As part of the legendary American International Pictures, Corman directed and/or produced the terrific Edgar Allan Poe cycle and dozens of low-budget drive-in ‘classics’ with titles like The Beast with 1,000,000 Eyes, Attack of the Crab Monsters, Caged Heat, A Bucket of Blood and The Little Shop of Horrors. When he struck out on his own with New World Pictures he not only continued to make delicious drive-in fodder but commenced distribution of foreign language films that no one else would touch. It was due to Corman’s work in this field that American audiences were introduced to, among other films, Fellini’s Amarcord, Schlöndorff’s The Tin Drum and Herzog’s Fitzcarraldo. Corman seemed to move seamlessly from drive-in classic to art-house classic with an unerring sense of both. Who else can compare? Corman is a one-off, and although Hollywood ignored him - though studios were happy to poach his subject matter - they eventually saw the light and honoured him (thankfully not posthumously) with an Honorary Academy Award, which is the touching ‘money shot’ of the film.
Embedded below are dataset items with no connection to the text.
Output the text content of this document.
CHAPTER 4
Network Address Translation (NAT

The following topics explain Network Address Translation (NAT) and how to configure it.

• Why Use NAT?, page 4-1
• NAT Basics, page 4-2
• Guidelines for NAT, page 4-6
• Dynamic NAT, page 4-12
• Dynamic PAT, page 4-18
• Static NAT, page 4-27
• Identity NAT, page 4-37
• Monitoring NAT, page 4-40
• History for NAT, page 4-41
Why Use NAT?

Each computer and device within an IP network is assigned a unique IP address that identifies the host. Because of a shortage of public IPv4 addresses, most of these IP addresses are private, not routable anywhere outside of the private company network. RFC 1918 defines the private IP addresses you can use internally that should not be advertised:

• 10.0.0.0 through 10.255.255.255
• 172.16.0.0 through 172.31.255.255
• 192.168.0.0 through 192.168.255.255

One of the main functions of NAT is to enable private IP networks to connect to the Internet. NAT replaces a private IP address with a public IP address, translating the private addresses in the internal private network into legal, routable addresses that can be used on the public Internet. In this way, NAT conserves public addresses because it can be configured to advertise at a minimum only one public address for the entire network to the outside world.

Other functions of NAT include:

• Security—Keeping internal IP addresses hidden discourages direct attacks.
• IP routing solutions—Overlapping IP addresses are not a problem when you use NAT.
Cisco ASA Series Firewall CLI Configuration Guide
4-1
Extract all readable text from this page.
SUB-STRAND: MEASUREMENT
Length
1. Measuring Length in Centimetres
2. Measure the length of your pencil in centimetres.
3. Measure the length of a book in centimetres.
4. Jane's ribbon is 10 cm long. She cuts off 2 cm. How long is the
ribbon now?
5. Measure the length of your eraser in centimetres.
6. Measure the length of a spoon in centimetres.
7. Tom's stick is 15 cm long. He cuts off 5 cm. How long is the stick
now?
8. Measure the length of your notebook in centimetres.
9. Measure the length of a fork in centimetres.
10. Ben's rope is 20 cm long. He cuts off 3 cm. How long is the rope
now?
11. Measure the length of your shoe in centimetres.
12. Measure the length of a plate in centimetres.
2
Almost worth the price of admission alone though, are the end credits that have a high-octane, spirit-raising rendition of ‘Do You Wanna Dance’ by the Ramones from Rock and Roll High School while clips from various films and decades - he made hundreds: 10 films in 1957 alone - literally explode onto the screen. Clips which highlight the maestro’s instinctive understanding of the cultural zeitgeist and the genres he developed for a growing baby boom audience: monster movies, sci-fi, horror (especially his apogee with the Poe cycle), beach party frolics, bikers, rock n’ roll sagas, speeding car spectaculars, gritty blacksploitation flicks, counter-culture tales - you name your sub-culture and Roger Corman was there, well before Time magazine could do a cover story on it. And all on miniscule budgets and legendary production miserliness - as he himself observes: ‘You can make Lawrence of Arabia for half a million dollars - you just don’t leave the tent’.

Thankfully there has been no ‘Premature Burial’ of either Corman or his cinematic products - as his co-producer wife of many years states when commenting on Corman’s attitude to on-set or professional set-backs, ‘the dogs bark but the caravan moves on’. My only real disappointment with this DVD is that it only lasts for a mere 95 minutes (which rush by) and not for at least 180!